Dylan e Stones, tornano i grandi vecchi

di Diego Perugini

Se c’è qualcosa di positivo (musicalmente parlando) in tutto questo marasma in cui ci siamo ritrovati, è il ritorno di due nomi storici del rock, Bob Dylan e Rolling Stones. Un ritorno a piccolissime dosi, distillato in pochi singoli. Due per il cantautore americano e uno per la band inglese. Con un approccio, per altro, molto diverso.

Dylan ha scelto una via intellettuale e poetica, mescolando ricordi storici, confessioni private, memorie letterarie e citazioni assortite in due pezzi, la fluviale “Murder Most Foul” (16 minuti circa) e la più stringata “I Contain Moltitudes”. Canzoni non canzoni, se mi si passa il termine, spesso recitate sullo sfondo di uno scarno (ma suggestivo) tappeto sonoro. Nessuna concessione a ritornelli orecchiabili e facili letture, e infatti i critici si sono scatenati a interpretare i versi (non di rado oscuri) e ricondurli alla nostra attualità disgraziata. Canzoni per niente facili, comunque, che richiedono attenzione e una buona conoscenza dell’inglese (o un’altrettanto buona traduzione).

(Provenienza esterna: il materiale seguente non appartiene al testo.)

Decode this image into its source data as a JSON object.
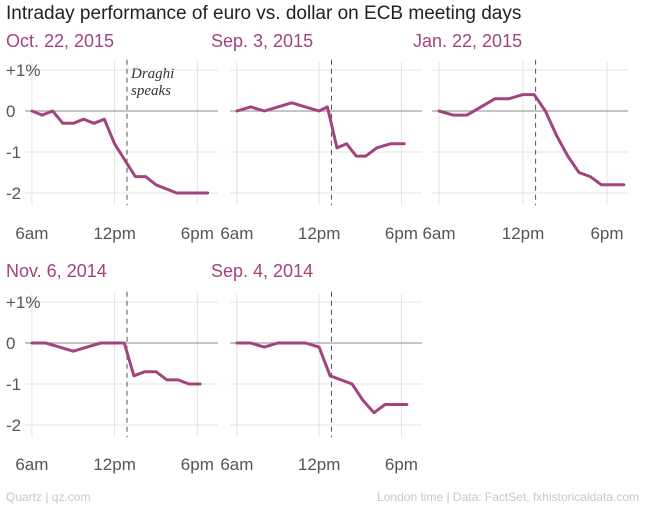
{
  "title": "Intraday performance of euro vs. dollar on ECB meeting days",
  "footer": {
    "left": "Quartz | qz.com",
    "right": "London time | Data: FactSet, fxhistoricaldata.com"
  },
  "colors": {
    "series": "#a3447f",
    "zero_line": "#a0a0a0",
    "grid": "#e3e3e3",
    "event_line": "#555555"
  },
  "chart_data": [
    {
      "type": "line",
      "title": "Oct. 22, 2015",
      "xlabel": "",
      "ylabel": "",
      "xlim": [
        5.5,
        19.5
      ],
      "ylim": [
        -2.3,
        1.2
      ],
      "xticks": [
        6,
        12,
        18
      ],
      "xtick_labels": [
        "6am",
        "12pm",
        "6pm"
      ],
      "yticks": [
        1,
        0,
        -1,
        -2
      ],
      "ytick_labels": [
        "+1%",
        "0",
        "-1",
        "-2"
      ],
      "event_x": 12.9,
      "annotation": {
        "lines": [
          "Draghi",
          "speaks"
        ]
      },
      "x": [
        6,
        6.75,
        7.5,
        8.25,
        9,
        9.75,
        10.5,
        11.25,
        12,
        12.75,
        13.5,
        14.25,
        15,
        15.75,
        16.5,
        17.25,
        18,
        18.75
      ],
      "values": [
        0,
        -0.1,
        0,
        -0.3,
        -0.3,
        -0.2,
        -0.3,
        -0.2,
        -0.8,
        -1.2,
        -1.6,
        -1.6,
        -1.8,
        -1.9,
        -2.0,
        -2.0,
        -2.0,
        -2.0
      ]
    },
    {
      "type": "line",
      "title": "Sep. 3, 2015",
      "xlabel": "",
      "ylabel": "",
      "xlim": [
        5.5,
        19.5
      ],
      "ylim": [
        -2.3,
        1.2
      ],
      "xticks": [
        6,
        12,
        18
      ],
      "xtick_labels": [
        "6am",
        "12pm",
        "6pm"
      ],
      "yticks": [],
      "ytick_labels": [],
      "event_x": 12.9,
      "x": [
        6,
        7,
        8,
        9,
        10,
        11,
        12,
        12.6,
        13.3,
        14,
        14.7,
        15.4,
        16.2,
        17.2,
        18.2
      ],
      "values": [
        0,
        0.1,
        0,
        0.1,
        0.2,
        0.1,
        0,
        0.1,
        -0.9,
        -0.8,
        -1.1,
        -1.1,
        -0.9,
        -0.8,
        -0.8
      ]
    },
    {
      "type": "line",
      "title": "Jan. 22, 2015",
      "xlabel": "",
      "ylabel": "",
      "xlim": [
        5.5,
        19.5
      ],
      "ylim": [
        -2.3,
        1.2
      ],
      "xticks": [
        6,
        12,
        18
      ],
      "xtick_labels": [
        "6am",
        "12pm",
        "6pm"
      ],
      "yticks": [],
      "ytick_labels": [],
      "event_x": 12.9,
      "x": [
        6,
        7,
        8,
        9,
        10,
        11,
        12,
        12.8,
        13.6,
        14.4,
        15.2,
        16,
        16.8,
        17.6,
        18.4,
        19.2
      ],
      "values": [
        0,
        -0.1,
        -0.1,
        0.1,
        0.3,
        0.3,
        0.4,
        0.4,
        0,
        -0.6,
        -1.1,
        -1.5,
        -1.6,
        -1.8,
        -1.8,
        -1.8
      ]
    },
    {
      "type": "line",
      "title": "Nov. 6, 2014",
      "xlabel": "",
      "ylabel": "",
      "xlim": [
        5.5,
        19.5
      ],
      "ylim": [
        -2.3,
        1.2
      ],
      "xticks": [
        6,
        12,
        18
      ],
      "xtick_labels": [
        "6am",
        "12pm",
        "6pm"
      ],
      "yticks": [
        1,
        0,
        -1,
        -2
      ],
      "ytick_labels": [
        "+1%",
        "0",
        "-1",
        "-2"
      ],
      "event_x": 12.9,
      "x": [
        6,
        7,
        8,
        9,
        10,
        11,
        12,
        12.7,
        13.4,
        14.2,
        15,
        15.8,
        16.6,
        17.4,
        18.2
      ],
      "values": [
        0,
        0,
        -0.1,
        -0.2,
        -0.1,
        0,
        0,
        0,
        -0.8,
        -0.7,
        -0.7,
        -0.9,
        -0.9,
        -1.0,
        -1.0
      ]
    },
    {
      "type": "line",
      "title": "Sep. 4, 2014",
      "xlabel": "",
      "ylabel": "",
      "xlim": [
        5.5,
        19.5
      ],
      "ylim": [
        -2.3,
        1.2
      ],
      "xticks": [
        6,
        12,
        18
      ],
      "xtick_labels": [
        "6am",
        "12pm",
        "6pm"
      ],
      "yticks": [],
      "ytick_labels": [],
      "event_x": 12.9,
      "x": [
        6,
        7,
        8,
        9,
        10,
        11,
        12,
        12.8,
        13.6,
        14.4,
        15.2,
        16,
        16.8,
        17.6,
        18.4
      ],
      "values": [
        0,
        0,
        -0.1,
        0,
        0,
        0,
        -0.1,
        -0.8,
        -0.9,
        -1.0,
        -1.4,
        -1.7,
        -1.5,
        -1.5,
        -1.5
      ]
    }
  ]
}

Molto più immediato lo stile di Jagger & soci, che in “Living in A Ghost Town” esplicitano il disagio della solitudine coatta nelle nostre città fantasma in un pezzo diretto ed emozionale, dal testo semplice e lineare, intriso di sapori funky, reggae e blues. Un brano molto “stoniano”, dal sound familiare e inconfondibile, corredato da un video fatto di inquietanti strade vuote. Sguardi diversi, quelli di Dylan e degli Stones, su un momento storico inatteso e sconvolgente, piccole ancore di salvezza per il nostro quotidiano da reclusi.